The Savoy kings ruled the region for a thousand years before 1861, when Italy declared its independence. The demanding UNESCO World Heritage Centre deemed the complex of 14 royal abodes worthy of their list. The Savoy family used the Palazzo Reale or Royal Palace from 1646 until 1865. Climb the ingenious marble Scissor Staircase and feel the grandeur and wealth they possessed. Neighboring Palazzo Madamma, formerly a medieval fortress, also graces the heart of the city making both easily accessible.
A 10-year-long restoration, costing approximately $250 million, rescued the must-see Royal Palace of Venaria from ruin. The Versailles of Savoy is a former so-called hunting lodge on the outskirts of the city. The 20-acre UNESCO site showcases a spectacular Hall of Diana, reminiscent of Versailles’ Hall of Mirrors, a Great Gallery brimming with priceless paintings and statuary, the Chapel of Sant’Uberto, and period furnishings, armor, and monumental gardens.
A roundabout trip to the top of Superga Hill brings you to the Basilica of Superga, the underground Royal Tombs and site of a tragic air crash. Ascend steps to the roof and enjoy magical views of the snow covered Alps, the Po River and the city center below.
Film and movie buffs delight in the National Cinema Museum inside a building known as the Mole Antonelliana. Visitors can recline and watch the museum’s vintage films. The Mole’s spire, the tallest city landmark at 550 feet, rises above a grand vault.
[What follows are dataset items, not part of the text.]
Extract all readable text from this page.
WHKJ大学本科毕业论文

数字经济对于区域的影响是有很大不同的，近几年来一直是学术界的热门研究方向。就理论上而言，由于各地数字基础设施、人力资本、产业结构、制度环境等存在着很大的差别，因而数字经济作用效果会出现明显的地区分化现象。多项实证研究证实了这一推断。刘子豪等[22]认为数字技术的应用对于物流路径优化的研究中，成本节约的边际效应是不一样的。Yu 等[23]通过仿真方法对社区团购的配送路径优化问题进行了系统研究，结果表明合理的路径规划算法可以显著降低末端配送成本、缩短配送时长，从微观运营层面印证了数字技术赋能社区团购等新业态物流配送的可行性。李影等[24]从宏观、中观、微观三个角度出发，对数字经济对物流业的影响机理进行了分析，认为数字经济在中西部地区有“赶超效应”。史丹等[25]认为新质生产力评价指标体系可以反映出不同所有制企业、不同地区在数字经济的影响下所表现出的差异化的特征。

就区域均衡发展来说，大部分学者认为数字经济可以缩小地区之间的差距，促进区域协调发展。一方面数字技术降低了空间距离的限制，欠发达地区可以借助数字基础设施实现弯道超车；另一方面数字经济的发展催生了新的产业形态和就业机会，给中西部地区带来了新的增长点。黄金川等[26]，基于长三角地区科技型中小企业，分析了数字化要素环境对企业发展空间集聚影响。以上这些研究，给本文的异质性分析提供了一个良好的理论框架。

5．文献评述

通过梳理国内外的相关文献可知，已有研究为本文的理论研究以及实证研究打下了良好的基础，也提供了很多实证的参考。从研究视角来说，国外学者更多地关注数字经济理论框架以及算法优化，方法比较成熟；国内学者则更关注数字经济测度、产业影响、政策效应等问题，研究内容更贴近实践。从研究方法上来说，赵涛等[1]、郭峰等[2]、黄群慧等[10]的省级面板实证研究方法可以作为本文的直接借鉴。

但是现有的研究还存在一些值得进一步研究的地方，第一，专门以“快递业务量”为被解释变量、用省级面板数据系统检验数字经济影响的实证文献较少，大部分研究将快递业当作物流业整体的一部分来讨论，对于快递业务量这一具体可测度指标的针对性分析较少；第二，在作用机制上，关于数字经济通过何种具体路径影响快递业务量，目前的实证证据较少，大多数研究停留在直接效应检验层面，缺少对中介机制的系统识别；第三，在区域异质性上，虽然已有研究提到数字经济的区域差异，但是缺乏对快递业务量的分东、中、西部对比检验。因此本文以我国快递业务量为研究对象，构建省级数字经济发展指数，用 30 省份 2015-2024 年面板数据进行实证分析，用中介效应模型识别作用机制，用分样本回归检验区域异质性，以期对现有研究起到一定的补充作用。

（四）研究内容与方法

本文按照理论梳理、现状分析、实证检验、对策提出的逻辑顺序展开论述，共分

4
For 360-degree views ride the elevator to the observatory.
Football fans inaugurated Juventus Stadium in 2011. The state-of-the-art soccer facility bestows no barrier views and contains the memorabilia of the Juventus Football Club.
While Turin misses the celebrity status of Paris or Rome, don’t pass it by. Tourists find prices far less and can still indulge in fine Italian food and wine. Explore its wonders soon.